Dubbed the “Countering Russian Influence Fund,” the new initiative is designed to provide support to “civil society organizations and other entities” based in Europe, Eurasia and Central Asia.
The inclusion of the provision comes just one day after President Trump once again downplayed the impact of Russian information operations on the 2016 presidential election during a nationally televised interview with CBS News. The Office of the Director of National Intelligence published a historic, declassified report in January accusing Russian intelligence services of hacking into the Democratic National Committee and email mailbox of top political strategist John Podesta in an effort to leak confidential messages that would discredit Democratic candidate Hillary Clinton.

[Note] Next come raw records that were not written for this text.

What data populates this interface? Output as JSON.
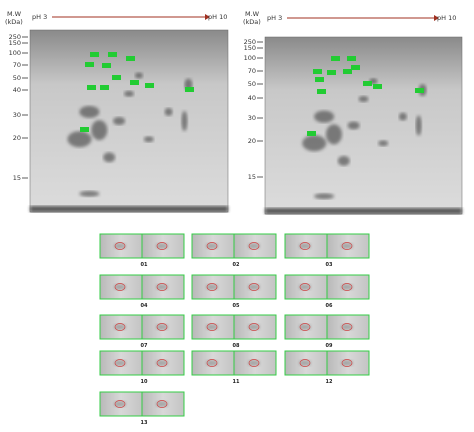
{
  "left_gel": {
    "mw_label": "M.W",
    "mw_unit": "(kDa)",
    "ph_start": "pH 3",
    "ph_end": "pH 10",
    "markers": [
      "250",
      "150",
      "100",
      "70",
      "50",
      "40",
      "30",
      "20",
      "15"
    ]
  },
  "right_gel": {
    "mw_label": "M.W",
    "mw_unit": "(kDa)",
    "ph_start": "pH 3",
    "ph_end": "pH 10",
    "markers": [
      "250",
      "150",
      "100",
      "70",
      "50",
      "40",
      "30",
      "20",
      "15"
    ]
  },
  "thumbnails": [
    "01",
    "02",
    "03",
    "04",
    "05",
    "06",
    "07",
    "08",
    "09",
    "10",
    "11",
    "12",
    "13"
  ]
}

Private sector cybersecurity firms have warned in recent months that a hacking group synonymous with Russian intelligence services, known as APT28 or Fancy Bear, is actively targeting political organizations in France and Germany — both of which plan to hold elections later this year.
In Congress, lawmakers are becoming increasingly aware of the threat of information warfare — a term used to broadly define propaganda efforts undertaken by a nation state to strategically influence public opinion in a foreign country — after several recent congressional hearings, which brought experts to Capitol Hill to discuss the matter.

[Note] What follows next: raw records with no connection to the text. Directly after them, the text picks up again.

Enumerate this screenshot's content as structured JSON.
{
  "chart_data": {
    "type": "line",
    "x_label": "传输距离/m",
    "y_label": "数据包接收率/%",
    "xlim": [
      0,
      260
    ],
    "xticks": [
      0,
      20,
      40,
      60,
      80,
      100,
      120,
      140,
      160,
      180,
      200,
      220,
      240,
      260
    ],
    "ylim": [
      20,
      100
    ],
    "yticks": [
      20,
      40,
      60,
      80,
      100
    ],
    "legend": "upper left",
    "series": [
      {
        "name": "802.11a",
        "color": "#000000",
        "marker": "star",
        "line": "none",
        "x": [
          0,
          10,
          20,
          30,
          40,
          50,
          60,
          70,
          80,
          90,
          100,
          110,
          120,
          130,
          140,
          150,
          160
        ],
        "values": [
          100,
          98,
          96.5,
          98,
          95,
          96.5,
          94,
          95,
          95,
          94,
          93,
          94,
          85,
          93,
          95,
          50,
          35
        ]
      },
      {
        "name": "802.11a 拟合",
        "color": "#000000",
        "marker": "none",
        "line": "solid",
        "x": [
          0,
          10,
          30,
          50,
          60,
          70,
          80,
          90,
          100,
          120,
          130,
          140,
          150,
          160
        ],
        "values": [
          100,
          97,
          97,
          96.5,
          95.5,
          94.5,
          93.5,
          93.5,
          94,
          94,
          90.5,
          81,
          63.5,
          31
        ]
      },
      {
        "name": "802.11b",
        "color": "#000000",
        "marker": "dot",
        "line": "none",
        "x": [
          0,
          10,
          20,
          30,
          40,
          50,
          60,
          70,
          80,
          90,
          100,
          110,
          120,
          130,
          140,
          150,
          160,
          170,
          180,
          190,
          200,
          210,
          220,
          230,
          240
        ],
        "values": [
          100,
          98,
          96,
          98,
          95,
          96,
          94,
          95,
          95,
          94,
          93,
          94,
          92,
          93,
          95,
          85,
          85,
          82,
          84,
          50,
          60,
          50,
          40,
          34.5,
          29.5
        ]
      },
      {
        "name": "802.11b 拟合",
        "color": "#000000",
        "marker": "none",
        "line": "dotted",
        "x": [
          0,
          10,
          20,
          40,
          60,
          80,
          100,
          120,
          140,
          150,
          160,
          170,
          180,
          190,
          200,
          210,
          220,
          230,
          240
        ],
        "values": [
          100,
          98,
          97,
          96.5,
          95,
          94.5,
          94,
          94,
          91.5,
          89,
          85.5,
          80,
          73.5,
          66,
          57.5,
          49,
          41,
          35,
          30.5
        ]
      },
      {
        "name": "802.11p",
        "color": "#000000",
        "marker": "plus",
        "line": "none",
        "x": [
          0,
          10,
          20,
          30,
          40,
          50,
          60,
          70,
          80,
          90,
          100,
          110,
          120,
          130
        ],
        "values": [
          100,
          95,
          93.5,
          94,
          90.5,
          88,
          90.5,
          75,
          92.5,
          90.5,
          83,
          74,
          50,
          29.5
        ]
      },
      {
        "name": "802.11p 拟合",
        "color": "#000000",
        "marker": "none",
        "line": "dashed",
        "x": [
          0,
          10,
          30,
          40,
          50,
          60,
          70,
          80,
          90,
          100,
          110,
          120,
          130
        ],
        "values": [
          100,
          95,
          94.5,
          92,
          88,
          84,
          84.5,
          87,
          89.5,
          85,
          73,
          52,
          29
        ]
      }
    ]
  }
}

“Not less than $100,000,000 shall be made available for assistance to counter Russian influence and aggression in countries in Europe and Eurasia: Provided, That such funds shall be referred to as the Countering Russian Influence Fund (the Fund), and be made available to civil society organizations and other entities in such countries for rule of law, media, cyber, and other programs that strengthen democratic institutions and processes and counter Russian influence and aggression,” the bill reads.
The legislation also importantly establishes an implementation framework for the “Countering Russian Influence Fund,” which calls on Secretary of State Rex Tillerson and USAID Administrator Wade Warren to submit a spending plan within 45 days of the bill’s passage to the Committees on Appropriations “detailing the proposed uses of the Fund on a country-by-country basis.”
This is not the first time Congress has introduced legislation that aims to stifle Russian information operations. In early January, Democratic Sen. Ben Cardin of Maryland, a ranking member on the Senate Foreign Relations committee, sponsored the Counteracting Russian Hostilities Act of 2017, an expansive and comprehensive sanctions bill that proposes a package of fiscal and diplomatic penalties against the Kremlin.